Britain's Fifty Tons of Black Terror (known formerly as Penthouse) are

a band truly untouched by the secular Calvinism of today's dominant

middle-class society. Here is a group that knows that if you ain't lucky

enough to have been born an aristocrat, there's nothing preventing you

from acting the part anyway — at least the hedonistic, ne'er-do-well

part. Fifty Tons are working class types who revel in the rejection of

the work ethic, blokes who luxuriate in the joys of sloth, wastefully

ruinous kicks and thrill-of-the-minute distractions — a philosophy

best summed up in the title of one of the finer moments on this, their

sophomore platter of splatter: "Beautiful Be the Indolent" (RealAudio


As a follow-up to 1998's gruesomely grand Demeter, My Idle Hands

doesn't disappoint as it further makes the case for Fifty Tons as the

leading contenders for the House Band in Hades. For newcomers to the

group's peculiar brand of musical brutality, think the Gun Club crossed

with the Birthday Party crossed with the Cramps, with just a tad Jon

Spencer Blues Explosion on the side. Giving new meaning to the term "wall

of sound," Fifty Tons mix loping, metallic death-funk ("Creeper's Reef"


excerpt]) with kaleidoscopic lyrics depicting the more, ahhh,

messy side of nature, both human and otherwise. Take "Valley of

the Sows," which features splattershot images of a gluttonous, greasy

orgy over the carcass of a roasted pig ("Just who are sows?," you might

appropriately ask).

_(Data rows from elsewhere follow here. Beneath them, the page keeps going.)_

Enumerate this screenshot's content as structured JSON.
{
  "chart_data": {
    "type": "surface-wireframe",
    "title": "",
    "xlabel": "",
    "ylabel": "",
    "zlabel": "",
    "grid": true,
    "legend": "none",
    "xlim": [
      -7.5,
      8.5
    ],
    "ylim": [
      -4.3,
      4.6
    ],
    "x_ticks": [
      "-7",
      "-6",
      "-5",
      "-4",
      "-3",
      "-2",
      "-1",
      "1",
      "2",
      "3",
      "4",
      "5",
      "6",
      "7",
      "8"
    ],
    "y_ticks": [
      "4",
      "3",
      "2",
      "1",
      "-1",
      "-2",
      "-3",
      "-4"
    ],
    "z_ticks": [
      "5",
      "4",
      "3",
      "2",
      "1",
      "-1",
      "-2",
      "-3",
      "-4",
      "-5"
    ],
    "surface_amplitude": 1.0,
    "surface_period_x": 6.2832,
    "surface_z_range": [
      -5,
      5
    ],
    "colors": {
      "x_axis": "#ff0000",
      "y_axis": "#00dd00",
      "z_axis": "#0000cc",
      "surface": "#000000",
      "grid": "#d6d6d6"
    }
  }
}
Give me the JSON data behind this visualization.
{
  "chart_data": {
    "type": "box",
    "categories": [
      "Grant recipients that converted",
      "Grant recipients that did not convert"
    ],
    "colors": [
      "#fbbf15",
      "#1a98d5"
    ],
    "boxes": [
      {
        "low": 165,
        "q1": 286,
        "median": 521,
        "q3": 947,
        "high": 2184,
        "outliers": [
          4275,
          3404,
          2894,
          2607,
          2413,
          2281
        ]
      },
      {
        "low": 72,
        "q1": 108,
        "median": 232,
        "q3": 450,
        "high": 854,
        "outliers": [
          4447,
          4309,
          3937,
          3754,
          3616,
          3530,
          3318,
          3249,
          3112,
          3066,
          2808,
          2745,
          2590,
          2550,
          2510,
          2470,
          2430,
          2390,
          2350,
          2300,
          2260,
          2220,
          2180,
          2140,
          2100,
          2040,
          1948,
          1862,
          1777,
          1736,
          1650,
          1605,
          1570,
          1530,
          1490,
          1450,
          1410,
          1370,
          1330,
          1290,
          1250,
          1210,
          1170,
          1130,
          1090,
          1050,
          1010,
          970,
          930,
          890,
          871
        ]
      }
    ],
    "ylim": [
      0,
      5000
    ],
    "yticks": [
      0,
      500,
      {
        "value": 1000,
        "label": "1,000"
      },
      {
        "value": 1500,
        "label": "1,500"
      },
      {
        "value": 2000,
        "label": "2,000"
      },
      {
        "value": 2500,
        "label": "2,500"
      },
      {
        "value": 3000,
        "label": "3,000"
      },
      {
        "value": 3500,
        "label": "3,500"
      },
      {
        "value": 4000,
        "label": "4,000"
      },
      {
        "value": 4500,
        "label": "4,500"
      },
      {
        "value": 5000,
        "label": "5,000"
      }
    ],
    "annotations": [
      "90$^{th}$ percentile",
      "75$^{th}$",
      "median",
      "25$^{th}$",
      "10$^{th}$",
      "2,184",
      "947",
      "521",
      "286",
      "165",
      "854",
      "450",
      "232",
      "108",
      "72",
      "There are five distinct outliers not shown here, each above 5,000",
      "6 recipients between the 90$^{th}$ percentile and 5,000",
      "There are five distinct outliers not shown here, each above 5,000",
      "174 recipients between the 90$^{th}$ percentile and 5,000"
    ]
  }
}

Or How 'bout "Petit Sang (Little Blood)," wherein a

mad butcher doesn't distinguish between the humans and the other animals.

For a little change-of-pace, Fifty Tons also throw in "The Pool at Blood

Gully" (RealAudio excerpt), a smoldering Morricone-styled

number that recalls the similar meanderings of the Dirty Three and the

Bad Seeds with its rather ripe air of beer-sodden, 3 a.m. ennui.

My Idle Hands thus suggests an experience far beyond the realm of

today's backward-ball-hat middle-class white boys and their sports-metal

stylings. Here is the libidinous, deranged, no-future 'tude of the lower

classes from which Elvis sprang: punk without the intellectual overlay

of situational politics to defang it. It's good the way Ace of Spades

and Highway to Hell are good: finger-biting good, you might say.